Intercitrus' pips squeak

Beleaguered spanish citrus body Intercitrus will get a second chance at salvation in September, but producers have all but given up on the organisation.

Antonio Muñoz, newly elected president of the promotional body, told FPJ after an emergency meeting of the organisation’s governing body on July 31: “Representatives from all the colleges of Intercitrus have agreed to meet on September 2. The two associations representative of producers on the body, Ava-Asaja and Coag, have said that they want a significantly reduced budget for the 2008-09 season.

“Now it is up to the director general of Intercitrus, Anabel Siguan, to draw up new, more restricted budget proposals to put to that meeting on September 2.”

Should the different sectors represented at the meeting accept the proposal, then it will be put to an extraordinary general meeting of Intercitrus. Muñoz is hopeful of a positive outcome to September’s meeting following last Thursday’s encounter. “Everyone showed they believe that Intercitrus is necessary, even if it is an Intercitrus that costs less,” he said. “So we hope that by September 2, we will have a budget we can all agree on.”
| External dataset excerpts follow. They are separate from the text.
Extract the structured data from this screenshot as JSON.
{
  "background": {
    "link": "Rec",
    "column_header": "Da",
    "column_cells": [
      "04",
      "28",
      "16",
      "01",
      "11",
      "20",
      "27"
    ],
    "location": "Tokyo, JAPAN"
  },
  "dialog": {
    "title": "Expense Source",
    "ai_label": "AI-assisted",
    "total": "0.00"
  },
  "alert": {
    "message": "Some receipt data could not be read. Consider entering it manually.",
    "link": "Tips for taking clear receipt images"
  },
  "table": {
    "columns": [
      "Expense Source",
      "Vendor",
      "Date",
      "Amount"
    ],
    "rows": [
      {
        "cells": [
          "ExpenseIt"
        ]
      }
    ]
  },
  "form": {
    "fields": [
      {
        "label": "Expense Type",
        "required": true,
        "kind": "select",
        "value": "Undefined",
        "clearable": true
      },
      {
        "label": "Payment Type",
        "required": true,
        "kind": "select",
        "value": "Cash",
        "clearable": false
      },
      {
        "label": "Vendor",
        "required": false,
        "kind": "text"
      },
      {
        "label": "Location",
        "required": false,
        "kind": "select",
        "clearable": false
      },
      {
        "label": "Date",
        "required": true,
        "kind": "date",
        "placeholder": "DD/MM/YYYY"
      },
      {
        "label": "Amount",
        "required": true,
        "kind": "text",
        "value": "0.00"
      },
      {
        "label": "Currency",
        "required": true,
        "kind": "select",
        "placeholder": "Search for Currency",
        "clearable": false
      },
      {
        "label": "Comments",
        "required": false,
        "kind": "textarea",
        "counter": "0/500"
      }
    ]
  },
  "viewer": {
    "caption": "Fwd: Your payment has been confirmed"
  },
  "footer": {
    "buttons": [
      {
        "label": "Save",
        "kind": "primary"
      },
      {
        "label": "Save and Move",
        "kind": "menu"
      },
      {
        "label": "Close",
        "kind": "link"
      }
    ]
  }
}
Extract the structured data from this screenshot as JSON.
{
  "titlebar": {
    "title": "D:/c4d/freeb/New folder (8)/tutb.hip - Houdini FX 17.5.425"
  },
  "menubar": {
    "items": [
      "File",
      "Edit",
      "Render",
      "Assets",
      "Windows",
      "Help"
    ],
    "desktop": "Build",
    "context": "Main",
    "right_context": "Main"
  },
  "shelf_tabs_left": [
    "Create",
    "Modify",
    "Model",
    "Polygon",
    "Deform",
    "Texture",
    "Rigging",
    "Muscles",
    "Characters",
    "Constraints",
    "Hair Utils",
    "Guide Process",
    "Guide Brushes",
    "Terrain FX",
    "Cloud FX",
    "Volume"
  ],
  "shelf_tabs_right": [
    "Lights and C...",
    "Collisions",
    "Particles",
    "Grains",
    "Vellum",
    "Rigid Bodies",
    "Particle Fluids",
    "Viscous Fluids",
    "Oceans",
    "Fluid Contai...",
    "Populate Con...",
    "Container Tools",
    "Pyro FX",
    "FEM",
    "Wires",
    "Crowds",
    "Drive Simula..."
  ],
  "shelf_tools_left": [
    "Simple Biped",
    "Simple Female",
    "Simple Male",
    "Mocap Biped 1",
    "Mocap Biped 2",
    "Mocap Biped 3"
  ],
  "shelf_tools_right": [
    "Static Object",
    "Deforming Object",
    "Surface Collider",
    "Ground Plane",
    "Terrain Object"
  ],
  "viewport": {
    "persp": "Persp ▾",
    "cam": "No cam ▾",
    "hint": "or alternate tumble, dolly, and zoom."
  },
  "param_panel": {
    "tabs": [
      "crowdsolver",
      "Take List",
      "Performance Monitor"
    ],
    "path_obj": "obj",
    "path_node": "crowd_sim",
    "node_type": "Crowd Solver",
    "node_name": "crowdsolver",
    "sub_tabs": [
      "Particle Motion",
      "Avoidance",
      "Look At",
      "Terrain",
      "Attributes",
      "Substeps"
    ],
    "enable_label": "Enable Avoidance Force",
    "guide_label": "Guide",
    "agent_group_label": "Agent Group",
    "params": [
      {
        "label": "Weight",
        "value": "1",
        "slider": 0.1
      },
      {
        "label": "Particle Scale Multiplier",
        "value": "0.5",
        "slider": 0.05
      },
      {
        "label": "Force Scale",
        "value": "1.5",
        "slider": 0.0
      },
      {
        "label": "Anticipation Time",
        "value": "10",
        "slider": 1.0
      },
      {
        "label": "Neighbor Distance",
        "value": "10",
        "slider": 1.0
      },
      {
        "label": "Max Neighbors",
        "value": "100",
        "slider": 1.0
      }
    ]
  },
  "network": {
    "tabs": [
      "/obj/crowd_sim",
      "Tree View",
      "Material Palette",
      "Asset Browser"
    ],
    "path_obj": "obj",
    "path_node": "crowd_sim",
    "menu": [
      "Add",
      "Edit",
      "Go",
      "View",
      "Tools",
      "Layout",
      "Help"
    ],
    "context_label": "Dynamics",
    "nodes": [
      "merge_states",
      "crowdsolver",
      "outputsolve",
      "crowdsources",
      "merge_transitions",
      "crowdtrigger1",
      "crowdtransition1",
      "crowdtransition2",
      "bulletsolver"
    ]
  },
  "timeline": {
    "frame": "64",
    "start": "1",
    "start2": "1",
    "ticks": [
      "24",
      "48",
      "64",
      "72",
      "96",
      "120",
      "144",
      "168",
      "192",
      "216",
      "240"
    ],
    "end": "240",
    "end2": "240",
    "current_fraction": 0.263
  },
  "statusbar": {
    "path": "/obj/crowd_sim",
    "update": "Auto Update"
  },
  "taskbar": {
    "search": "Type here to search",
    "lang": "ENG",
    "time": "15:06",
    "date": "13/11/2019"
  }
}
But the producers’ representatives said the budget Siguan will be drawing up is based just on keeping Intercitrus ticking over on standby should the citrus sector “wake up”.

Cristóbal Aguado, president of Ava-Asaja, said: “The production sector is united. We are in favour of an Intercitrus that has valid content, or we will leave it in hibernation until such time as we all wake up. We are not in favour of the disappearance of Intercitrus, and the lack of consensus is not the fault of the body itself, but of those people who do not want to reach an agreement that benefits the whole citrus sector, including producers.”